Today is a bad day. I am listening to depressing music and making myself feel worse. What the Hell? Of late, it has been my habit to reinforce bad moods rather than to try and fix them. I'm losing some ground here somewhere but I can't figure out why or how. Days when I don't get out of bed are the worst. I hate that half-doze filled with dreams I don't want to have. There's always bad temptations out there I don't want - that "come to the dark side" whisper and the almost as disturbing "there's no difference" denial. I feel like I've been reading Aliester Crowley and H.P. Lovecraft while sipping absinthe. That, by the way, I do not recommend.

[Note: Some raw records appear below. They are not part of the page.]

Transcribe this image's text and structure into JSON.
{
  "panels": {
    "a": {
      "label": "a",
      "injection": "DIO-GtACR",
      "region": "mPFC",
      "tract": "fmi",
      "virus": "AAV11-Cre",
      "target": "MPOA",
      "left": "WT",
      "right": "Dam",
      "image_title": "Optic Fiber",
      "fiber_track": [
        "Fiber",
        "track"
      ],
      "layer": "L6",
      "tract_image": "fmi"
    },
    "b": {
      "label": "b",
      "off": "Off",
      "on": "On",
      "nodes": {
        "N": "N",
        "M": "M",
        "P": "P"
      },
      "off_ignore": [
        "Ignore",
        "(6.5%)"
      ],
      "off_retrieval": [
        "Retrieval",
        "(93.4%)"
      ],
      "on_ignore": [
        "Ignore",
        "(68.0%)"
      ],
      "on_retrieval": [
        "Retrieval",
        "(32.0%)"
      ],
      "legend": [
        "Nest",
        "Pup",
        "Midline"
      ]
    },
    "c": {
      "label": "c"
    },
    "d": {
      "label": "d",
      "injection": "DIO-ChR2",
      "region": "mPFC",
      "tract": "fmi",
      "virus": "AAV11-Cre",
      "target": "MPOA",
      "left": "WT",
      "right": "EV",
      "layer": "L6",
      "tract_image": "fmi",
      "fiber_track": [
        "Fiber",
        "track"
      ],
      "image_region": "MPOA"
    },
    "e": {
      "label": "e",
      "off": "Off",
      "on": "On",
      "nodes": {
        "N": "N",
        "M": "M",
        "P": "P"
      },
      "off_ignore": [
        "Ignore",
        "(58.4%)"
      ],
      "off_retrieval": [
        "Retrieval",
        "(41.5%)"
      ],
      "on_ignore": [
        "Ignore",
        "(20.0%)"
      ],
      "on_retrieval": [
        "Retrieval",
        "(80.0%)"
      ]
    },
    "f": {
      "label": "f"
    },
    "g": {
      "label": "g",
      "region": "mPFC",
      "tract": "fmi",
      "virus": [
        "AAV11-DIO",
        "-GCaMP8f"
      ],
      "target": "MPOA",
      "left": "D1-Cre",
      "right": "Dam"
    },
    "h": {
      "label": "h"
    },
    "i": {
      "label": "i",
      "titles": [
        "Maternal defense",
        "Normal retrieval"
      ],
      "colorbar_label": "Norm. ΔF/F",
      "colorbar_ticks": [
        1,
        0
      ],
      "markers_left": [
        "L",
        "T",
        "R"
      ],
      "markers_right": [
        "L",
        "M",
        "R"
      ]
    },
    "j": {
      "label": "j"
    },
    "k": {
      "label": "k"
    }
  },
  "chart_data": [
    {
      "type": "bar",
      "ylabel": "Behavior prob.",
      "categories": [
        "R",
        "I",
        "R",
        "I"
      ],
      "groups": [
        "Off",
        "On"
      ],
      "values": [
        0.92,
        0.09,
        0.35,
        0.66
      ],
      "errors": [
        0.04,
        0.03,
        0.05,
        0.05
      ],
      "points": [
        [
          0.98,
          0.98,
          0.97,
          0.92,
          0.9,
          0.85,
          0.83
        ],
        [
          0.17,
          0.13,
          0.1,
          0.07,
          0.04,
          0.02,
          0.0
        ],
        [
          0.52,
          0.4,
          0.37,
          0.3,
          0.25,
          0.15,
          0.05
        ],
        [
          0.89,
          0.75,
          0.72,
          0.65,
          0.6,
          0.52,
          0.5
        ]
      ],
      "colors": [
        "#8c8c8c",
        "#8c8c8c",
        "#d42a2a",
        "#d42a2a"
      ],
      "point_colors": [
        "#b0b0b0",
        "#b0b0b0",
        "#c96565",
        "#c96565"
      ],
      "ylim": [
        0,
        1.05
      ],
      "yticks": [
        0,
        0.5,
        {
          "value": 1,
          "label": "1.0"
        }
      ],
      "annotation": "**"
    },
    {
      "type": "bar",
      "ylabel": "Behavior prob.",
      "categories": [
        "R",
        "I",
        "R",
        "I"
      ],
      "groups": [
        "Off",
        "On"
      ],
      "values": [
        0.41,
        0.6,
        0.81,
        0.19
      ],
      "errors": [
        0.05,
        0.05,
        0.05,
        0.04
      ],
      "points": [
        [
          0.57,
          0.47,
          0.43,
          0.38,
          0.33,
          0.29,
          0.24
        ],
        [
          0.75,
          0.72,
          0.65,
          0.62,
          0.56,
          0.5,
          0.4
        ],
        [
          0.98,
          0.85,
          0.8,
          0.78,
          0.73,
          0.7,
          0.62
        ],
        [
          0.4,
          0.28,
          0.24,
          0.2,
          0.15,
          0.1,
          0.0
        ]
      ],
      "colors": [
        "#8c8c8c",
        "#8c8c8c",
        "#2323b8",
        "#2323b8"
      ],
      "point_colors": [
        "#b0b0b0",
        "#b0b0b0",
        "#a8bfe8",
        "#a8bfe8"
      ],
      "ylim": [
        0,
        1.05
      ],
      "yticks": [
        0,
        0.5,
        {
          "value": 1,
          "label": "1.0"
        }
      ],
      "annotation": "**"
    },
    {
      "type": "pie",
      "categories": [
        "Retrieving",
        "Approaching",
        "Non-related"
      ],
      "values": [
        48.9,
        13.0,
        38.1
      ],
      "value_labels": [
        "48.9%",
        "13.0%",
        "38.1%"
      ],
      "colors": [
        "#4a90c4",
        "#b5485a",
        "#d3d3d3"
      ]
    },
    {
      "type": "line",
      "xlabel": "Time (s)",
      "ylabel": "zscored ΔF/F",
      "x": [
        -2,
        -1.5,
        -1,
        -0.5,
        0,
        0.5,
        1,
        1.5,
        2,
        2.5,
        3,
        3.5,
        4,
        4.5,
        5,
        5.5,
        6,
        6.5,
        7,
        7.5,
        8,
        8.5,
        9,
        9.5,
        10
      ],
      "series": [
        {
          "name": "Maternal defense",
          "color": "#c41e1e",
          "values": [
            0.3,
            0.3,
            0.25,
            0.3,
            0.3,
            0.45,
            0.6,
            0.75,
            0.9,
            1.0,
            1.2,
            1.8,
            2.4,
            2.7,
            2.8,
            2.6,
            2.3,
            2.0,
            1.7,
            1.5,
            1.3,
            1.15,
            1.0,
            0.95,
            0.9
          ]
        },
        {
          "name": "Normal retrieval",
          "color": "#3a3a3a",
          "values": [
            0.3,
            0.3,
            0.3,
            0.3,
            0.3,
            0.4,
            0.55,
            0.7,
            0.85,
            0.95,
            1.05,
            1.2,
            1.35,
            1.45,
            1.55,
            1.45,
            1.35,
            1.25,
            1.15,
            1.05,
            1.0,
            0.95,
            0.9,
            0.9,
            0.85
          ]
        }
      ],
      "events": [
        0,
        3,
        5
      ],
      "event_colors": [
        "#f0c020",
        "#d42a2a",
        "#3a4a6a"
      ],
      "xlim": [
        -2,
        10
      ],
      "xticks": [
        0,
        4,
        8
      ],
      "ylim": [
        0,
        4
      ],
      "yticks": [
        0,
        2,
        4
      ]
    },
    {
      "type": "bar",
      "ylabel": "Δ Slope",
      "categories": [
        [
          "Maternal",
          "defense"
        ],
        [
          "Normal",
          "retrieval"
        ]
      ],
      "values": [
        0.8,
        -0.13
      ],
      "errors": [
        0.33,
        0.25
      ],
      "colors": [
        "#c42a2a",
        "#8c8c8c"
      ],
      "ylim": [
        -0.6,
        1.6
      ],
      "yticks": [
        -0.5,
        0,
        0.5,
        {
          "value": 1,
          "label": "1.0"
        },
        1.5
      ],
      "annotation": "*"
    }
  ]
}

A number of things have been moving at speed of late while others are stalled completely. I suppose that's normal enough, but they don't seem to be the right things in each category. Health care changes are screaming past at an unseemly rate that prevents me managing what is going on. The parts of my life that usually move quickly and relatively easily, my day-to-day activities and responsibilities, have lagged almost to a stop resulting in considerable unhappiness in those around me.
I've been spending a bit of time outside despite the recent heat. Jirel and I have been taking walks. It is actually a bit depressing. I feel like I'm saying goodbye to things I can still see. But Jirel is quite happy she doesn't get out enough and likes that fact that there seems to be a different dog or cat or squirrel or chipmunk scent in every yard. To my surprise the neighborhood is fairly lush. We have had a good bit of rain and the 100°F temperatures haven't been able to stunt the flowers. I actually found what I believe to be a lush spray of Edelweiss growing on and around a boulder in a yard about a block away. It must be tended quite carefully, as it doesn't handle these climate conditions well. It is my favorite flower, I think. The picture is just off the web, I didn't and don't plan to carry a camera on my walks. You should be awarded a third arm and hand when they give you a white cane.
On the home front, one of my immortal aunts seems to be on her last legs. There's really no shortage of them, but I will miss her very much. She is one of the few I've really had a relationship with. It is odd to me that the women of my mother's side seem to live past 100 and the men of my father's side rarely pass 50 (me and my father in the last 16 generations).
I will make efforts at neither poetry nor prose today. I'm just not in the mood. I remember a time when like Jubal Harshaw I had to write to avoid spiritual constipation. It may be a function of my inability to draw forth words with which I should be familiar. Oddly enough, German words come to me easily. Perhaps I'm reverting to my childhood? Today I remembered a joke about a German word. It was inspired by the German WOTD from the lookwayup dictionary.
An American, a Spaniard, and a German were sitting on a park bench. As so often happens, they began to argue the merits of their own languages. The American contended that English could be beautiful and descriptive... take "butterfly". If floats. It flutters. It sounds precisely like the creature it describes. The Spaniard took some exception, advocating "Mariposa" as a much more beautiful word. "Maripoooosa", said he extending the vowels and adding a lilting quality to the word. It is beautiful, it floats, it is soft, it is utterly descriptive of the creature. The German turned a bleary eye on his two companions and simply asked "Somesing ist wrong mit Schmetterling?"
German is rarely a beautiful language. To much saliva being shared. It is probably a precursor of Klingon.